"G. Branden Robinson" <[email protected]> writes:
> Hi Ingo,
>
> Thanks for the build report.
>
> At 2026-02-05T04:09:25+0100, Ingo Schwarze wrote:
>> i just tested rc2 for the first time. As far as my testing in rc1 went
>> previously (i never completed testing rc1), i see no further
>> regressions in rc2 beyond what i already reported for rc1.
>>
>> It appears parallel building now works (at least it did when i
>> tested it once, which is admittedly not conclusive evidence because
>> for parallel build errors, intermittent failures are typical).

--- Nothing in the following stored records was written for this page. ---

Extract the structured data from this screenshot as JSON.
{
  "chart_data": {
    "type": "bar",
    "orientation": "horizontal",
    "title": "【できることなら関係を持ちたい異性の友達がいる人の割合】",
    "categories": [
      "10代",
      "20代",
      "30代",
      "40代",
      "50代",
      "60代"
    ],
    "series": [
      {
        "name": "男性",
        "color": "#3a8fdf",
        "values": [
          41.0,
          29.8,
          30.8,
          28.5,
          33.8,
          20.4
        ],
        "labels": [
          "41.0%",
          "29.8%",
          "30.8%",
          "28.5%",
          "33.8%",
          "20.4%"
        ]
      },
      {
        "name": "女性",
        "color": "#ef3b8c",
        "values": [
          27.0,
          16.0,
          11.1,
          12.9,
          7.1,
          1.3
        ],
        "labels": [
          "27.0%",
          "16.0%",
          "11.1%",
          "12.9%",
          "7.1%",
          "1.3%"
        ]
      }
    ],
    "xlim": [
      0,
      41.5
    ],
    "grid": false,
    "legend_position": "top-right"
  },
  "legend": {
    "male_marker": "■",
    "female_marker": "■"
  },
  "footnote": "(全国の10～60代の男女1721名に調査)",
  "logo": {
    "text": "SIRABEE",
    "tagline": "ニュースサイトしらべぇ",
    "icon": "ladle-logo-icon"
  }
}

>> For now, i will do test builds in serial mode anyway because
>> that makes diff(1)ing build logs easier. Thoroughly testing
>> parallel builds is not a priority at this point.
>>
>> Here is the next crash on OpenBSD, present in both rc1 and rc2.
>>
>> Groff uses the gnulib putenv module. That module tests putenv(3)
>> in a bogus way, which causes my OpenBSD build to crash:
> [...]
>> With the workaround appended below, i now managed for the first time
>> to get groff to build on OpenBSD. I do not think it is building
>> correctly just yet, but at least the build now finishes without
>> crashing.
>
> I wonder why Bruno Haible has so much less difficulty building on
> OpenBSD than you do.
>
> Do you not build stock groff, but only attempt a build after applying
> your raft of patches to make the formatter work more like mandoc(1)?
>
> Regards,
> Branden
Here is the linker error Ingo saw:
c++ -O2 -pipe -o grops src/devices/grops/ps.o src/devices/grops/psrm.o \
-lm libdriver.a libgroff.a lib/libgnu.a
ld: error: undefined symbol: rpl_putenv
>>> referenced by psrm.cpp
>>> src/devices/grops/psrm.o:(resource_manager::output_prolog(ps_output&))
>>> referenced by ps.cpp
>>> src/devices/grops/ps.o:(main)
c++: error: linker command failed with exit code 1 (use -v to see
invocation)
*** Error 1 in . (Makefile:8416 'grops')
These make flags get rid of all Gnulib objects [1]:
# Even after the above CONFIGURE_ENV cleanup, gnulib compiles in
# several bogus files that groff does not need, merely because
# gnulib enables them by default. Get rid of them.
MAKE_FLAGS += lib_libgnu_a_OBJECTS=
Getting rid of objects tends to make the linker unhappy.